O AMPARO MORAL E MATERIAL DA POPULAÇÃO. E prossegue o Dr. Márcio Paulino: - Iniciado o movimento, de todos os pontos do município,  tem vindo a contribuição caridosa e espontânea de quantos conhecem o valor de tal realização. Na primeira reunião, que teve lugar no Automóvel Club de Sete Lagoas, a lista de subscrição atingiu, em poucos momentos, a importância de 30:000$000 (trinta contos de réis). Nos distritos, não menos intenso tem sido o movimento em prol do novo hospital. Basta ver a contribuição altamente valiosa e significativa do povo de Inhaúma, Fortuna e Cachoeira de Macacos, onde as listas de angariação de donativos já atingem cerca de 25:000$000 (vinte e cinco contos de réis). Nos outros distritos, Jequitibá e Buritis, o movimento cresce entusiasticamente e as bolsas de sua gente se abrem liberalmente em favor da grande iniciativa.

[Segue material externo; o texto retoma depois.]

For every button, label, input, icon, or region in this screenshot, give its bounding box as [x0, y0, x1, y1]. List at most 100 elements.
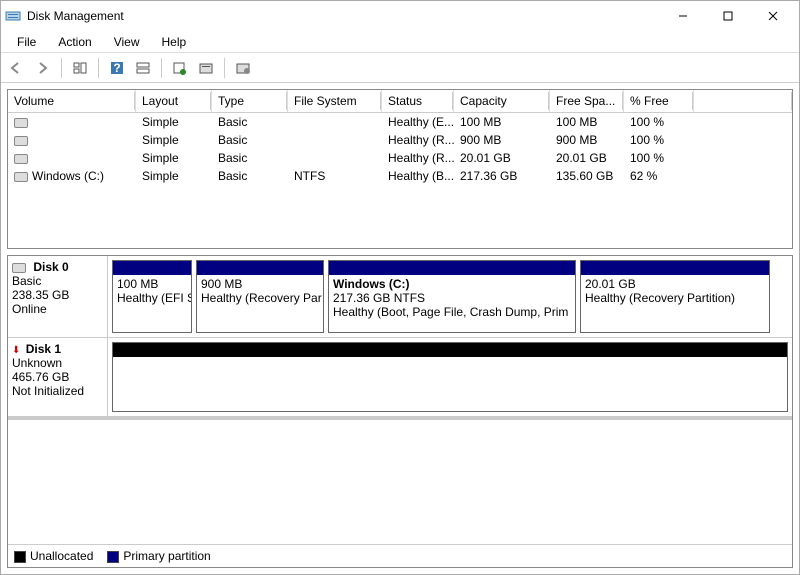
disk1-bus: Unknown: [12, 356, 62, 370]
col-filesystem[interactable]: File System: [288, 90, 382, 112]
menu-view[interactable]: View: [104, 33, 150, 51]
table-cell: Healthy (R...: [382, 149, 454, 167]
content-area: Volume Layout Type File System Status Ca…: [1, 83, 799, 574]
partition[interactable]: 100 MBHealthy (EFI S: [112, 260, 192, 333]
disk0-bus: Basic: [12, 274, 41, 288]
view-list-button[interactable]: [68, 57, 92, 79]
table-cell: [8, 113, 136, 131]
table-cell: Simple: [136, 131, 212, 149]
disk1-state: Not Initialized: [12, 384, 103, 398]
table-cell: Basic: [212, 167, 288, 185]
table-cell: Windows (C:): [8, 167, 136, 185]
legend-unallocated: Unallocated: [14, 549, 93, 563]
partition-body: 100 MBHealthy (EFI S: [113, 275, 191, 332]
table-cell: 62 %: [624, 167, 694, 185]
partition-header-unallocated: [113, 343, 787, 357]
table-cell: Simple: [136, 113, 212, 131]
table-cell: Simple: [136, 149, 212, 167]
table-cell: 900 MB: [454, 131, 550, 149]
table-cell: [8, 131, 136, 149]
menu-action[interactable]: Action: [48, 33, 101, 51]
table-cell: 100 %: [624, 113, 694, 131]
table-cell: Basic: [212, 131, 288, 149]
partition[interactable]: Windows (C:)217.36 GB NTFSHealthy (Boot,…: [328, 260, 576, 333]
forward-button[interactable]: [31, 57, 55, 79]
partition[interactable]: 20.01 GBHealthy (Recovery Partition): [580, 260, 770, 333]
disk0-row[interactable]: Disk 0 Basic 238.35 GB Online 100 MBHeal…: [8, 256, 792, 338]
table-cell: 135.60 GB: [550, 167, 624, 185]
table-cell: 100 %: [624, 131, 694, 149]
col-spacer: [694, 90, 792, 112]
table-row[interactable]: SimpleBasicHealthy (R...20.01 GB20.01 GB…: [8, 149, 792, 167]
table-cell: Healthy (E...: [382, 113, 454, 131]
table-row[interactable]: SimpleBasicHealthy (E...100 MB100 MB100 …: [8, 113, 792, 131]
disk1-partitions: [108, 338, 792, 416]
svg-text:?: ?: [113, 61, 120, 75]
close-button[interactable]: [750, 2, 795, 30]
back-button[interactable]: [5, 57, 29, 79]
table-cell: [8, 149, 136, 167]
warning-icon: [12, 342, 22, 356]
col-pctfree[interactable]: % Free: [624, 90, 694, 112]
menu-file[interactable]: File: [7, 33, 46, 51]
table-cell: Simple: [136, 167, 212, 185]
disk0-name: Disk 0: [33, 260, 68, 274]
table-row[interactable]: SimpleBasicHealthy (R...900 MB900 MB100 …: [8, 131, 792, 149]
menu-help[interactable]: Help: [152, 33, 197, 51]
rescan-button[interactable]: [194, 57, 218, 79]
table-cell: Basic: [212, 113, 288, 131]
refresh-button[interactable]: [168, 57, 192, 79]
col-capacity[interactable]: Capacity: [454, 90, 550, 112]
partition-header: [581, 261, 769, 275]
disk0-partitions: 100 MBHealthy (EFI S900 MBHealthy (Recov…: [108, 256, 792, 337]
view-top-bottom-button[interactable]: [131, 57, 155, 79]
col-layout[interactable]: Layout: [136, 90, 212, 112]
volume-list-header: Volume Layout Type File System Status Ca…: [8, 90, 792, 113]
partition-header: [329, 261, 575, 275]
menu-bar: File Action View Help: [1, 31, 799, 53]
table-cell: 217.36 GB: [454, 167, 550, 185]
table-cell: 100 MB: [454, 113, 550, 131]
partition-body: Windows (C:)217.36 GB NTFSHealthy (Boot,…: [329, 275, 575, 332]
graphical-view: Disk 0 Basic 238.35 GB Online 100 MBHeal…: [7, 255, 793, 568]
partition-header: [113, 261, 191, 275]
volume-list-body[interactable]: SimpleBasicHealthy (E...100 MB100 MB100 …: [8, 113, 792, 248]
table-cell: [288, 131, 382, 149]
legend: Unallocated Primary partition: [8, 544, 792, 567]
table-cell: 100 %: [624, 149, 694, 167]
toolbar: ?: [1, 53, 799, 83]
window-title: Disk Management: [27, 9, 660, 23]
table-cell: 900 MB: [550, 131, 624, 149]
partition[interactable]: 900 MBHealthy (Recovery Par: [196, 260, 324, 333]
table-cell: 100 MB: [550, 113, 624, 131]
table-cell: [288, 149, 382, 167]
disk-management-window: Disk Management File Action View Help ? …: [0, 0, 800, 575]
disk1-size: 465.76 GB: [12, 370, 69, 384]
disk1-name: Disk 1: [26, 342, 61, 356]
table-cell: Basic: [212, 149, 288, 167]
disk0-size: 238.35 GB: [12, 288, 69, 302]
maximize-button[interactable]: [705, 2, 750, 30]
table-cell: [288, 113, 382, 131]
disk1-label[interactable]: Disk 1 Unknown 465.76 GB Not Initialized: [8, 338, 108, 416]
disk1-unallocated-partition[interactable]: [112, 342, 788, 412]
drive-icon: [12, 260, 30, 274]
col-freespace[interactable]: Free Spa...: [550, 90, 624, 112]
settings-button[interactable]: [231, 57, 255, 79]
disk0-state: Online: [12, 302, 47, 316]
partition-header: [197, 261, 323, 275]
table-row[interactable]: Windows (C:)SimpleBasicNTFSHealthy (B...…: [8, 167, 792, 185]
table-cell: NTFS: [288, 167, 382, 185]
minimize-button[interactable]: [660, 2, 705, 30]
col-status[interactable]: Status: [382, 90, 454, 112]
title-bar: Disk Management: [1, 1, 799, 31]
disk0-label[interactable]: Disk 0 Basic 238.35 GB Online: [8, 256, 108, 337]
app-icon: [5, 8, 21, 24]
partition-body: [113, 357, 787, 411]
volume-list: Volume Layout Type File System Status Ca…: [7, 89, 793, 249]
col-type[interactable]: Type: [212, 90, 288, 112]
legend-primary: Primary partition: [107, 549, 210, 563]
help-button[interactable]: ?: [105, 57, 129, 79]
col-volume[interactable]: Volume: [8, 90, 136, 112]
disk1-row[interactable]: Disk 1 Unknown 465.76 GB Not Initialized: [8, 338, 792, 420]
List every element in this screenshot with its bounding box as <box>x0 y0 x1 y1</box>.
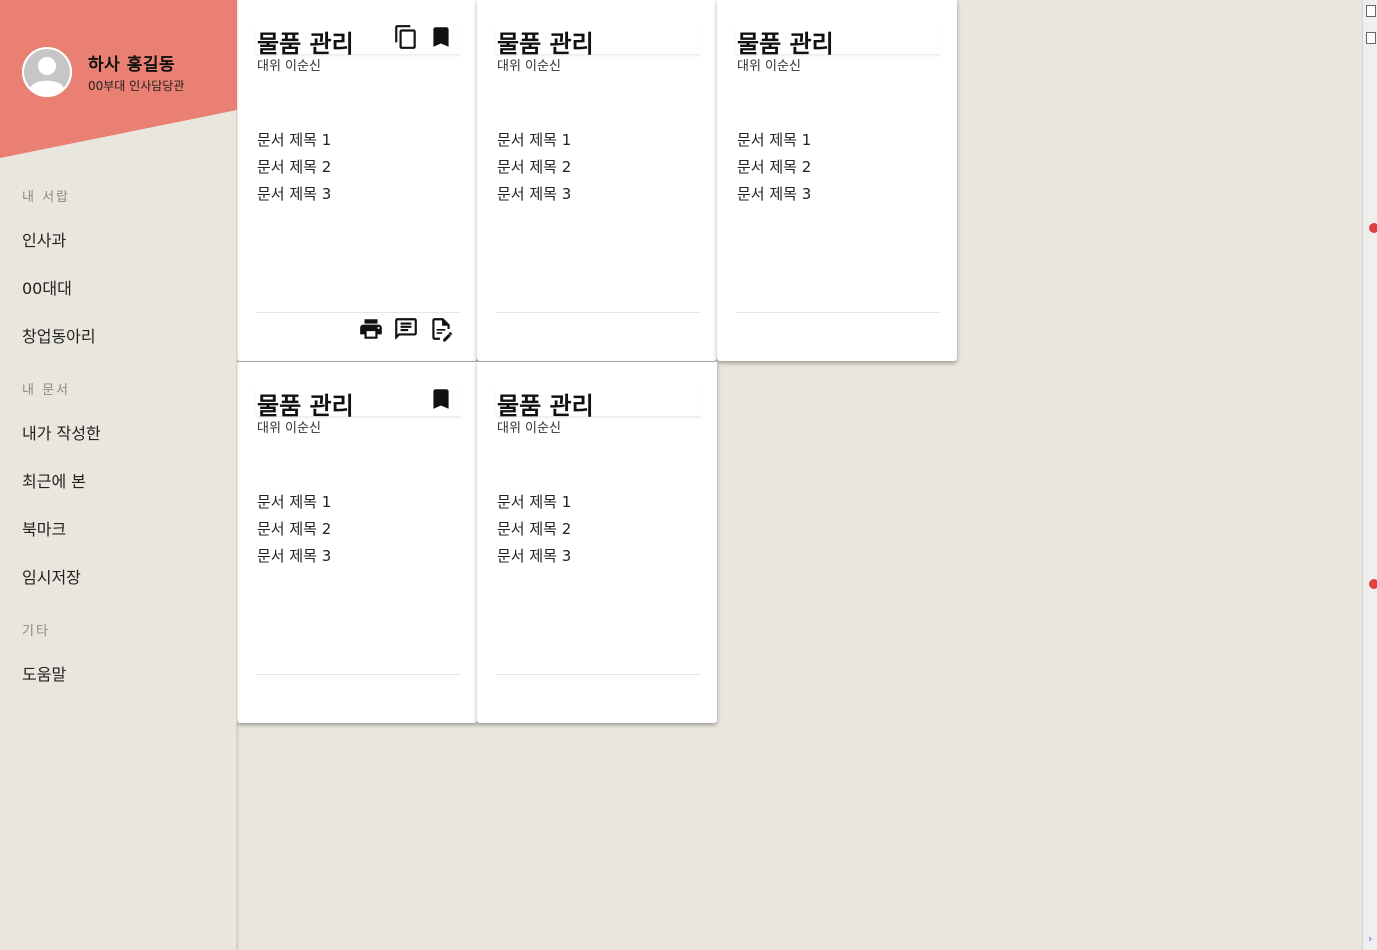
card-divider <box>256 674 461 675</box>
side-panel-strip: › <box>1362 0 1377 950</box>
document-item[interactable]: 문서 제목 3 <box>497 184 571 211</box>
document-card[interactable]: 물품 관리 대위 이순신 문서 제목 1 문서 제목 2 문서 제목 3 <box>477 0 717 361</box>
document-item[interactable]: 문서 제목 2 <box>497 157 571 184</box>
card-divider <box>496 312 701 313</box>
document-item[interactable]: 문서 제목 1 <box>257 130 331 157</box>
document-item[interactable]: 문서 제목 1 <box>257 492 331 519</box>
document-item[interactable]: 문서 제목 2 <box>737 157 811 184</box>
document-item[interactable]: 문서 제목 1 <box>497 130 571 157</box>
profile-banner: 하사 홍길동 00부대 인사담당관 <box>0 0 237 160</box>
nav-item-battalion[interactable]: 00대대 <box>22 275 72 299</box>
nav-section-library: 내 서랍 <box>22 190 71 205</box>
nav-section-documents: 내 문서 <box>22 383 71 398</box>
sidebar: 하사 홍길동 00부대 인사담당관 내 서랍 인사과 00대대 창업동아리 내 … <box>0 0 237 950</box>
nav-item-authored[interactable]: 내가 작성한 <box>22 420 101 444</box>
card-divider <box>736 312 941 313</box>
document-item[interactable]: 문서 제목 2 <box>257 157 331 184</box>
card-author: 대위 이순신 <box>497 421 561 436</box>
card-header: 물품 관리 <box>736 24 941 58</box>
card-title: 물품 관리 <box>737 30 834 58</box>
document-card[interactable]: 물품 관리 대위 이순신 문서 제목 1 문서 제목 2 문서 제목 3 <box>237 362 477 723</box>
nav-item-recent[interactable]: 최근에 본 <box>22 468 86 492</box>
document-card[interactable]: 물품 관리 대위 이순신 문서 제목 1 문서 제목 2 문서 제목 3 <box>717 0 957 361</box>
chevron-right-icon[interactable]: › <box>1368 932 1372 945</box>
nav-item-startup-club[interactable]: 창업동아리 <box>22 323 96 347</box>
panel-toggle-icon[interactable] <box>1366 5 1376 17</box>
comment-icon[interactable] <box>393 316 419 342</box>
document-item[interactable]: 문서 제목 1 <box>737 130 811 157</box>
document-card[interactable]: 물품 관리 대위 이순신 문서 제목 1 문서 제목 2 문서 제목 3 <box>477 362 717 723</box>
bookmark-icon[interactable] <box>428 386 454 412</box>
card-title: 물품 관리 <box>497 30 594 58</box>
card-title: 물품 관리 <box>497 392 594 420</box>
nav-item-personnel[interactable]: 인사과 <box>22 227 66 251</box>
card-divider <box>256 312 461 313</box>
profile-role: 00부대 인사담당관 <box>88 79 185 93</box>
avatar[interactable] <box>22 47 72 97</box>
document-list: 문서 제목 1 문서 제목 2 문서 제목 3 <box>737 130 811 211</box>
document-item[interactable]: 문서 제목 3 <box>257 184 331 211</box>
error-icon <box>1369 579 1377 589</box>
card-author: 대위 이순신 <box>497 59 561 74</box>
card-title: 물품 관리 <box>257 30 354 58</box>
card-divider <box>496 674 701 675</box>
bookmark-icon[interactable] <box>428 24 454 50</box>
document-item[interactable]: 문서 제목 3 <box>737 184 811 211</box>
copy-icon[interactable] <box>393 24 419 50</box>
profile-name: 하사 홍길동 <box>88 55 176 75</box>
card-author: 대위 이순신 <box>737 59 801 74</box>
document-list: 문서 제목 1 문서 제목 2 문서 제목 3 <box>497 130 571 211</box>
card-header: 물품 관리 <box>496 24 701 58</box>
document-list: 문서 제목 1 문서 제목 2 문서 제목 3 <box>257 130 331 211</box>
card-header: 물품 관리 <box>496 386 701 420</box>
nav-item-drafts[interactable]: 임시저장 <box>22 564 81 588</box>
document-item[interactable]: 문서 제목 2 <box>497 519 571 546</box>
nav-section-other: 기타 <box>22 624 50 639</box>
nav-item-help[interactable]: 도움말 <box>22 661 66 685</box>
nav-item-bookmarks[interactable]: 북마크 <box>22 516 66 540</box>
card-author: 대위 이순신 <box>257 421 321 436</box>
document-item[interactable]: 문서 제목 3 <box>257 546 331 573</box>
document-list: 문서 제목 1 문서 제목 2 문서 제목 3 <box>497 492 571 573</box>
panel-dock-icon[interactable] <box>1366 32 1376 44</box>
document-item[interactable]: 문서 제목 3 <box>497 546 571 573</box>
error-icon <box>1369 223 1377 233</box>
edit-document-icon[interactable] <box>428 316 454 342</box>
card-author: 대위 이순신 <box>257 59 321 74</box>
document-card[interactable]: 물품 관리 대위 이순신 문서 제목 1 문서 제목 2 문서 제목 3 <box>237 0 477 361</box>
print-icon[interactable] <box>358 316 384 342</box>
user-avatar-icon <box>22 47 72 97</box>
document-item[interactable]: 문서 제목 1 <box>497 492 571 519</box>
document-item[interactable]: 문서 제목 2 <box>257 519 331 546</box>
card-title: 물품 관리 <box>257 392 354 420</box>
document-list: 문서 제목 1 문서 제목 2 문서 제목 3 <box>257 492 331 573</box>
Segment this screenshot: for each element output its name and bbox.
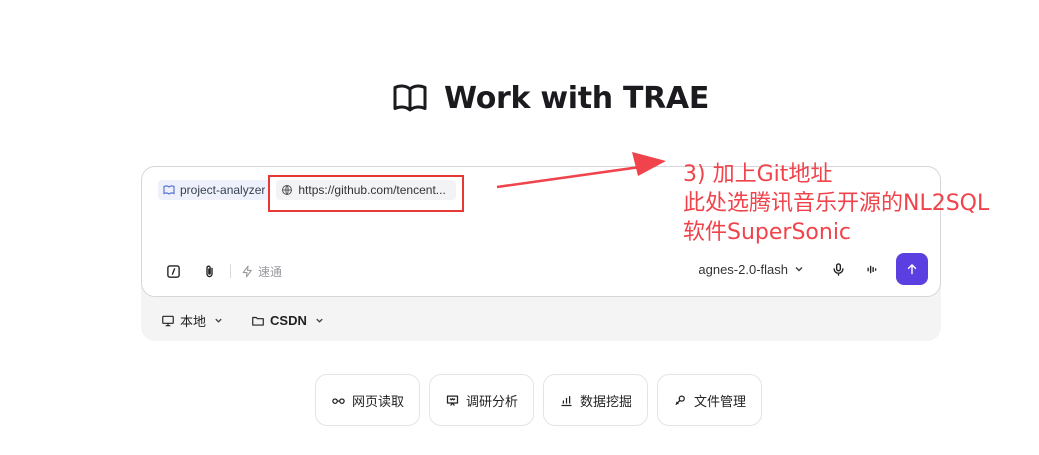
link-chip-label: https://github.com/tencent...: [298, 183, 446, 197]
model-selector[interactable]: agnes-2.0-flash: [698, 262, 804, 277]
paperclip-icon: [205, 265, 213, 277]
attach-button[interactable]: [198, 260, 220, 282]
composer-tools-right: agnes-2.0-flash: [698, 253, 928, 285]
speed-mode-toggle[interactable]: 速通: [241, 263, 282, 280]
annotation-line-3: 软件SuperSonic: [683, 220, 852, 245]
quick-action-label: 数据挖掘: [580, 393, 633, 409]
page-title: Work with TRAE: [392, 80, 709, 116]
speed-mode-label: 速通: [258, 264, 283, 279]
chevron-down-icon: [795, 266, 803, 272]
environment-label: 本地: [180, 314, 207, 329]
folder-icon: [252, 316, 264, 326]
quick-action-label: 文件管理: [694, 393, 747, 409]
arrow-up-icon: [907, 264, 917, 275]
book-icon: [163, 185, 175, 195]
title-text: Work with TRAE: [444, 80, 710, 116]
bar-chart-icon: [561, 395, 572, 406]
voice-mode-button[interactable]: [862, 259, 882, 279]
command-button[interactable]: [162, 260, 184, 282]
research-icon: [446, 395, 459, 406]
chevron-down-icon: [316, 318, 323, 323]
quick-action-web-read[interactable]: 网页读取: [315, 374, 421, 426]
quick-action-data-mining[interactable]: 数据挖掘: [543, 374, 649, 426]
quick-actions: 网页读取 调研分析 数据挖掘 文件管理: [315, 374, 763, 426]
glasses-icon: [332, 397, 345, 404]
annotation-text: 3) 加上Git地址 此处选腾讯音乐开源的NL2SQL 软件SuperSonic: [683, 160, 989, 247]
folder-selector[interactable]: CSDN: [251, 313, 324, 328]
monitor-icon: [162, 315, 174, 326]
context-chips: project-analyzer https://github.com/tenc…: [158, 180, 457, 200]
model-label: agnes-2.0-flash: [698, 261, 788, 277]
quick-action-research[interactable]: 调研分析: [429, 374, 535, 426]
agent-chip[interactable]: project-analyzer: [158, 180, 271, 200]
folder-label: CSDN: [270, 313, 307, 328]
tool-divider: [230, 264, 231, 278]
annotation-line-2: 此处选腾讯音乐开源的NL2SQL: [683, 191, 990, 216]
voice-input-button[interactable]: [828, 259, 848, 279]
link-chip[interactable]: https://github.com/tencent...: [276, 180, 457, 200]
agent-chip-label: project-analyzer: [180, 183, 266, 197]
globe-icon: [282, 185, 293, 195]
chevron-down-icon: [215, 318, 222, 323]
waveform-icon: [866, 265, 876, 273]
composer-tools-left: 速通: [162, 260, 282, 282]
quick-action-label: 网页读取: [352, 393, 405, 409]
microphone-icon: [832, 262, 844, 276]
stage: Work with TRAE project-analyzer https://…: [0, 0, 1039, 455]
quick-action-file-manage[interactable]: 文件管理: [657, 374, 763, 426]
book-open-icon: [393, 84, 427, 112]
file-manage-icon: [675, 395, 685, 405]
send-button[interactable]: [896, 253, 928, 285]
environment-selector[interactable]: 本地: [161, 311, 223, 330]
annotation-line-1: 3) 加上Git地址: [683, 162, 833, 187]
quick-action-label: 调研分析: [466, 393, 519, 409]
lightning-icon: [242, 265, 252, 277]
slash-command-icon: [166, 264, 180, 278]
composer-footer: 本地 CSDN: [161, 311, 324, 330]
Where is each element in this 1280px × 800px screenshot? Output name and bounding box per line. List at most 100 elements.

A contribuição do povo da cidade e a dos ferroviários têm sido magníficas, excedendo todas as expectativas, o que é bem um sintoma da alma filantrópica do povo de Sete Lagoas, nesta época de aperturas financeiras e dificuldades de vida as mais prementes. A campanha interessou também às casas de pasto, aos cinemas, aos botequins, aos bares, etc., onde foram afixados cartazes prevenindo o público de que a mercadoria vendida sofreria o acréscimo de um tostão, em auxílio das obras do hospital” (GAZETA DE PARAOPEBA, Ano 25º, Villa Paraopeba, 03-11-1935, Número 1.384). Ao encerrar este artigo, é bom destacar – como diz a matéria – que a campanha seguia vitoriosa, tendo, como amparo, a força da mulher sete-lagoana. Parabéns pelo seu dia!